Historically, both the remuneration report and our remuneration policy have received overwhelming shareholder support and over the past two weeks we have been in dialogue with our major shareholders and proxy advisers to discuss their questions and concerns.
We understand that the lower level of support for the remuneration report is, in the most part, attributable to the annual bonus payment to BT's Chief Executive for the 2017/18 performance year. During the remainder of 2018 we will engage further with our shareholders and proxy advisers to understand in full detail the reasons for their concerns and whether we should consider any changes to our longer term approach to remuneration.

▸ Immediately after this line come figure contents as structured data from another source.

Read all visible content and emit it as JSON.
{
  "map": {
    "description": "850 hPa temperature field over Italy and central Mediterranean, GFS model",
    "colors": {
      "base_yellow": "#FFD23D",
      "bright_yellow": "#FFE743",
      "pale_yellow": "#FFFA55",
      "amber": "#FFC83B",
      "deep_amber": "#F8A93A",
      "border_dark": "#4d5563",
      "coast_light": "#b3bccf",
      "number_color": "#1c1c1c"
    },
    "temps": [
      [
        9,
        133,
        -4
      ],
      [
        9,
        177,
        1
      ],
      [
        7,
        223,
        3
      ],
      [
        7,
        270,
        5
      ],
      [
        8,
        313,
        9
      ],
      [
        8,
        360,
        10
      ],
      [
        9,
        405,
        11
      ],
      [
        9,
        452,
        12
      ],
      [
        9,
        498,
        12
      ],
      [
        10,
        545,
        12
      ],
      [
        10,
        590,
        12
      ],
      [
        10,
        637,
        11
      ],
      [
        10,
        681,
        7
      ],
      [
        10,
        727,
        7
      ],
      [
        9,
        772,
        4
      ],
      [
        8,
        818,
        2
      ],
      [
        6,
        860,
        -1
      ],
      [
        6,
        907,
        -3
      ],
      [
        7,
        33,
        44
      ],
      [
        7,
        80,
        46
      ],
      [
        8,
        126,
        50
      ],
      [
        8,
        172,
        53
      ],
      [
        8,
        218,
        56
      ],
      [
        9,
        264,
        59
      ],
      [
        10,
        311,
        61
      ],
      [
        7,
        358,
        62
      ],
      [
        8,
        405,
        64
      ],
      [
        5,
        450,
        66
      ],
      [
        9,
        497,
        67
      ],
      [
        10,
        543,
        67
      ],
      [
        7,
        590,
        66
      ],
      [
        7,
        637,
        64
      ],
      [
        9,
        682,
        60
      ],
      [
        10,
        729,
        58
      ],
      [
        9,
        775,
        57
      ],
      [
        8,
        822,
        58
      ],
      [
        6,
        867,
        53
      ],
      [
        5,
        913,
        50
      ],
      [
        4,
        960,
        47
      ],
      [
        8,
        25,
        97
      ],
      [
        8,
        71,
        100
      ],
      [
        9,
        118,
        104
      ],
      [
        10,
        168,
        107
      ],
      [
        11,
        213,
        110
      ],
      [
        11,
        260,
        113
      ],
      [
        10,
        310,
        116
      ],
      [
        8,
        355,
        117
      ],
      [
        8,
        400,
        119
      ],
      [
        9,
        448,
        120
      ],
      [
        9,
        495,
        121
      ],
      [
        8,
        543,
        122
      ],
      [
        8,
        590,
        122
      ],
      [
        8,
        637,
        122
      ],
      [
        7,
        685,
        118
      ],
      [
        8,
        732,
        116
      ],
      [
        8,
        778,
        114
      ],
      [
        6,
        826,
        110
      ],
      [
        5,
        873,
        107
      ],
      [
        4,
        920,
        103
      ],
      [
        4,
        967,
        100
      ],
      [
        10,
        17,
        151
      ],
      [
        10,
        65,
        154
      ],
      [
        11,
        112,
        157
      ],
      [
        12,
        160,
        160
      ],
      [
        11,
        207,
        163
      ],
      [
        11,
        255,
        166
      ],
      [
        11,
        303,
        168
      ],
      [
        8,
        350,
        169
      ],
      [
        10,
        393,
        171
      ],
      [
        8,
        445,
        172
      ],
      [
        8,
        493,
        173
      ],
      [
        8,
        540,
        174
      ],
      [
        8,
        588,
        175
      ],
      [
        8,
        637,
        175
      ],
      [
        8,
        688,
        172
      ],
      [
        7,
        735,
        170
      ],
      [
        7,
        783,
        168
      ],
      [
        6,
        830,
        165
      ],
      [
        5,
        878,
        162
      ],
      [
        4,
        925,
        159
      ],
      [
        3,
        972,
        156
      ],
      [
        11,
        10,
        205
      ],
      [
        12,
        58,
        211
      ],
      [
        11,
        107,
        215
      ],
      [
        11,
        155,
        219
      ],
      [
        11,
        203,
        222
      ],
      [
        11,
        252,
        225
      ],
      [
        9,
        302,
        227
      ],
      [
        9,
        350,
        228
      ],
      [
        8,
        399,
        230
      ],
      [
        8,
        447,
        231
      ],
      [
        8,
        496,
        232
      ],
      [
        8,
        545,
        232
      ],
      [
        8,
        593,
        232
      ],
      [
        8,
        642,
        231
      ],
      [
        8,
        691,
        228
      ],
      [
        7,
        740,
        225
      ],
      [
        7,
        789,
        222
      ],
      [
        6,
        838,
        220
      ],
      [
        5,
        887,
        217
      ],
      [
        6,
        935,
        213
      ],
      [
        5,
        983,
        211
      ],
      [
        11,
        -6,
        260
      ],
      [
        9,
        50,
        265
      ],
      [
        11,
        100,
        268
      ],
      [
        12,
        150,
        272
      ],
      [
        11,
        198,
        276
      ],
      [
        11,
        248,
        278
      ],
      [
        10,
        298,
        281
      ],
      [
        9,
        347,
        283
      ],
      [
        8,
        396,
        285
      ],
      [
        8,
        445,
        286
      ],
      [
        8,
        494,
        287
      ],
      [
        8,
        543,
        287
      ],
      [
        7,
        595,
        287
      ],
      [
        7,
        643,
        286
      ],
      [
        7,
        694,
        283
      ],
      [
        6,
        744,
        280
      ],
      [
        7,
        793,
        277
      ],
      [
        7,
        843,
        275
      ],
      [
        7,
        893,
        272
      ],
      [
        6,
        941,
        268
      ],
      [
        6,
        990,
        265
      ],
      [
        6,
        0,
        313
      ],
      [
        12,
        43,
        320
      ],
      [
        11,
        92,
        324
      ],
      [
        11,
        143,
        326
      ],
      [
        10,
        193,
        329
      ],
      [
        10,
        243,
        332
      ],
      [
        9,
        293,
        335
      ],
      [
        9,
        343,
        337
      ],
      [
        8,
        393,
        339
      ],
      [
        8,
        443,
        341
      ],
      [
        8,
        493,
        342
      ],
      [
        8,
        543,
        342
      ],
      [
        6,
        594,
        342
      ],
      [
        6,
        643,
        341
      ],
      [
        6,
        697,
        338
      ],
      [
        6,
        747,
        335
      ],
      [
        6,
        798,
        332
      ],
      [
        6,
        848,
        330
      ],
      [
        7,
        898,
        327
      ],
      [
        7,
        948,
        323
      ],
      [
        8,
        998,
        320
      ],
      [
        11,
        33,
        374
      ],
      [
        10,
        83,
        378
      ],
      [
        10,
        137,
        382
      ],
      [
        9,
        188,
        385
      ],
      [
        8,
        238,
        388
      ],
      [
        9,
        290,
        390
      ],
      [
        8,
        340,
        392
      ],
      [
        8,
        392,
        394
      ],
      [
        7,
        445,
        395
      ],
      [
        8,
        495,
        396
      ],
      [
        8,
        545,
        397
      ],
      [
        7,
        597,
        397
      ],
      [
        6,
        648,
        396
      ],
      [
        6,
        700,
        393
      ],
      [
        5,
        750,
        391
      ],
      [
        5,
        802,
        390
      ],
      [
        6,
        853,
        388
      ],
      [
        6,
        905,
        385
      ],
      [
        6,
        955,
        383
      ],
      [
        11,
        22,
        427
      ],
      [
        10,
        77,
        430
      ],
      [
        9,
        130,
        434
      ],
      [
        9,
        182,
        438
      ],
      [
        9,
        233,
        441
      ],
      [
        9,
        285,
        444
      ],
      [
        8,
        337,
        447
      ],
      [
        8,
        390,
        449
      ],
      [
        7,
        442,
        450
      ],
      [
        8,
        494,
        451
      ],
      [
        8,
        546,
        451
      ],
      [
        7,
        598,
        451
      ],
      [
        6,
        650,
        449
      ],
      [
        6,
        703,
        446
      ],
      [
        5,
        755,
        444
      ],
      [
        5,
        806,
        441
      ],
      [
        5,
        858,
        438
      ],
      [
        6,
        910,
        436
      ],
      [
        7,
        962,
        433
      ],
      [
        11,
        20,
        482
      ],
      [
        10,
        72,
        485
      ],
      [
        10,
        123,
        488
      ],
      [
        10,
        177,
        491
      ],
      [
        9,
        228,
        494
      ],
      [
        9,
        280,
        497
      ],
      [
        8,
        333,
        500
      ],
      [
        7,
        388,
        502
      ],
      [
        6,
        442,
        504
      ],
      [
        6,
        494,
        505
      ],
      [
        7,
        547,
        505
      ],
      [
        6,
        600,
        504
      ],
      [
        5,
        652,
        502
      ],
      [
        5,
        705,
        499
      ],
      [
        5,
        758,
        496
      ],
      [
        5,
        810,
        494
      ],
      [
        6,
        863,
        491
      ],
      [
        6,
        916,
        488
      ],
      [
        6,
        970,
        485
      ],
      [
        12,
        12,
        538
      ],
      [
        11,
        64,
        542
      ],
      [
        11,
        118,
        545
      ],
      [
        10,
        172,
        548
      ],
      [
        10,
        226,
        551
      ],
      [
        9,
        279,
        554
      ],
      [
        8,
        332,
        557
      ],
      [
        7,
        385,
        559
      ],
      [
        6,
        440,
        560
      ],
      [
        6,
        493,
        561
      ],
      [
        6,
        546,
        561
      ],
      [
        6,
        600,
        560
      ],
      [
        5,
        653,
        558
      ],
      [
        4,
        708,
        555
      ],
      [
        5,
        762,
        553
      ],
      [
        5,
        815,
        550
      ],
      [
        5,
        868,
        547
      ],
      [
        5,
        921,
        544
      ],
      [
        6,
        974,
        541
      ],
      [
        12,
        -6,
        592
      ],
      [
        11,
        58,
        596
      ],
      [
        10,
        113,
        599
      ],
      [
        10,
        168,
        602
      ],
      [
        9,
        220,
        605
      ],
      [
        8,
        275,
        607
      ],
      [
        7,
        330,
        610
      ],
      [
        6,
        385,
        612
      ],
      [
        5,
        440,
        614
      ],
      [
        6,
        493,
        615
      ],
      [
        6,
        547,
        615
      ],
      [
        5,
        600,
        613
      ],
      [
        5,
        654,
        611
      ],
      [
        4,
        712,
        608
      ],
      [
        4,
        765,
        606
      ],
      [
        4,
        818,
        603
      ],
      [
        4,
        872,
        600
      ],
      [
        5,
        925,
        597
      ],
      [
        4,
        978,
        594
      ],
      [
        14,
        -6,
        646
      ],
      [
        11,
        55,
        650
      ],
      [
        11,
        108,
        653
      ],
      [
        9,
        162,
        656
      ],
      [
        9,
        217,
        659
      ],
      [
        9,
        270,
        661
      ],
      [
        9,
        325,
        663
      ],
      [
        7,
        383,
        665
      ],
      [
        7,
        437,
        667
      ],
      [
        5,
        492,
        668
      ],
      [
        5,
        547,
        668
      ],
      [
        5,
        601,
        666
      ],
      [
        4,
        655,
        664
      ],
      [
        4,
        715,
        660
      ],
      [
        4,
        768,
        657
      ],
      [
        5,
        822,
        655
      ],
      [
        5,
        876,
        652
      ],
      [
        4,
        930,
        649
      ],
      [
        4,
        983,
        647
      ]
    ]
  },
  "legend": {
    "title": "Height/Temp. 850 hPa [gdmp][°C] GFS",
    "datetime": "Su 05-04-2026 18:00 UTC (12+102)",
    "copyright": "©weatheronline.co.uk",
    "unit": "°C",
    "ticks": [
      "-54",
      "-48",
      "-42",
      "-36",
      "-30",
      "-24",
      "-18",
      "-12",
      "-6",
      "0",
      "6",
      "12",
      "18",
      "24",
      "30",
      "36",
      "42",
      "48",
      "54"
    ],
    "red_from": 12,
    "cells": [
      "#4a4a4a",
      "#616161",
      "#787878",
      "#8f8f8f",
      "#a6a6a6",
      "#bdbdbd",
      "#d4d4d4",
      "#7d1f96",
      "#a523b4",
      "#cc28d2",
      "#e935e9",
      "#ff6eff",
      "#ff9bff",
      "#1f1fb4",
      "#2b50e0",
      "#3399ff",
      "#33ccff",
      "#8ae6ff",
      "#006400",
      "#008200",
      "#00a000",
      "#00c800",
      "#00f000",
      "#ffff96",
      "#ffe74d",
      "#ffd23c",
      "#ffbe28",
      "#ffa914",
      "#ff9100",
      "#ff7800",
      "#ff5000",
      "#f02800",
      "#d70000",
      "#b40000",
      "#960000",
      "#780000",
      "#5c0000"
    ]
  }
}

In accordance with Listing Rule 9.6.2, copies of all the resolutions passed, other than ordinary business, will be submitted to the UK Listing Authority ("UKLA") and will be available to view on the National Storage Mechanism website at www.hemscott.com/nsm.do
The total number of shares in issue as at 6.30pm on 9 July 2018, excluding shares held in treasury was 9,921,902,900. 70.03% of the voting capital was instructed.